For less than $500,000 and using box cutters as the primary weapon, al-Qaeda was able to create a military response that to date has cost between $1 trillion to $2.5 trillion. What kind of results could al-Qaeda get from hacking? If al-Qaeda were able to cause a power blackout by hacking SCADA systems, they couldn’t do much better than the tree limbs that caused the 2003 Northeast Blackout. That event put 50 million people in the United States and Canada in the dark for up to four days. Economists place the cost of that event between $4.5 and $10 billion, a blip in the $14.2 trillion economy.
One thing the United States has learned about the cost of disruption to the economy is that disruption causes pain that is short lived and minimal. A two-day snow storm doesn’t eliminate two days of economic activity, it only delays it. The same holds true for port closures and other disruptive activities.
For now, the United States has little to fear from al-Qaeda on the cyberfront. Only a handful of sophisticated nation states currently have the ability to carry out a devastating cyberstrike. In his assessment of the People’s Liberation Army Modernization program, Blair briefly noted that "China’s aggressive cyberactivities" pose challenges, and it’s true that China, Russia, and other countries’ capabilities do pose a real threat. Luckily, these countries also have vulnerable systems, as well as a lot to lose, in any conflict, cyber or otherwise.
The United States’ reliance on the Internet and dependence on automated systems connected to it represent a massive vulnerability to the United States, but it is not one that terrorist organizations are likely to be able to exploit anytime soon. As with any developing technology, the cost and other barriers to developing an advanced cyberoffensive are declining each year.

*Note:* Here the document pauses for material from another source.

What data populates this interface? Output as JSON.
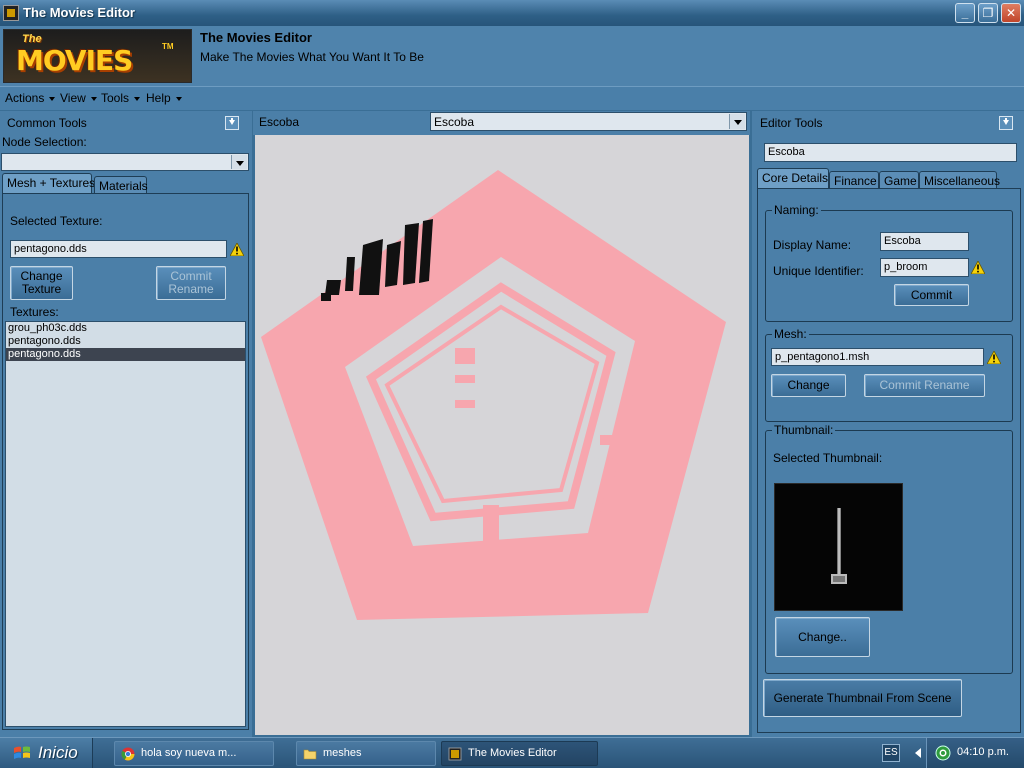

To stay ahead of al-Qaeda and other actors, the United States needs to make real investments to bolster the security of its critical infrastructure, starting with government and military systems but extending into the private sector, particularly the electric grid and the financial community. If infrastructure can be turned into a weapon, it shouldn’t be connected to the Internet at all, no matter what safeguards are in place. The United States needs to continue to raise its defense to ensure that whatever capabilities terrorists develop will not be sufficient to harm its freedom of action abroad or critical infrastructure at home.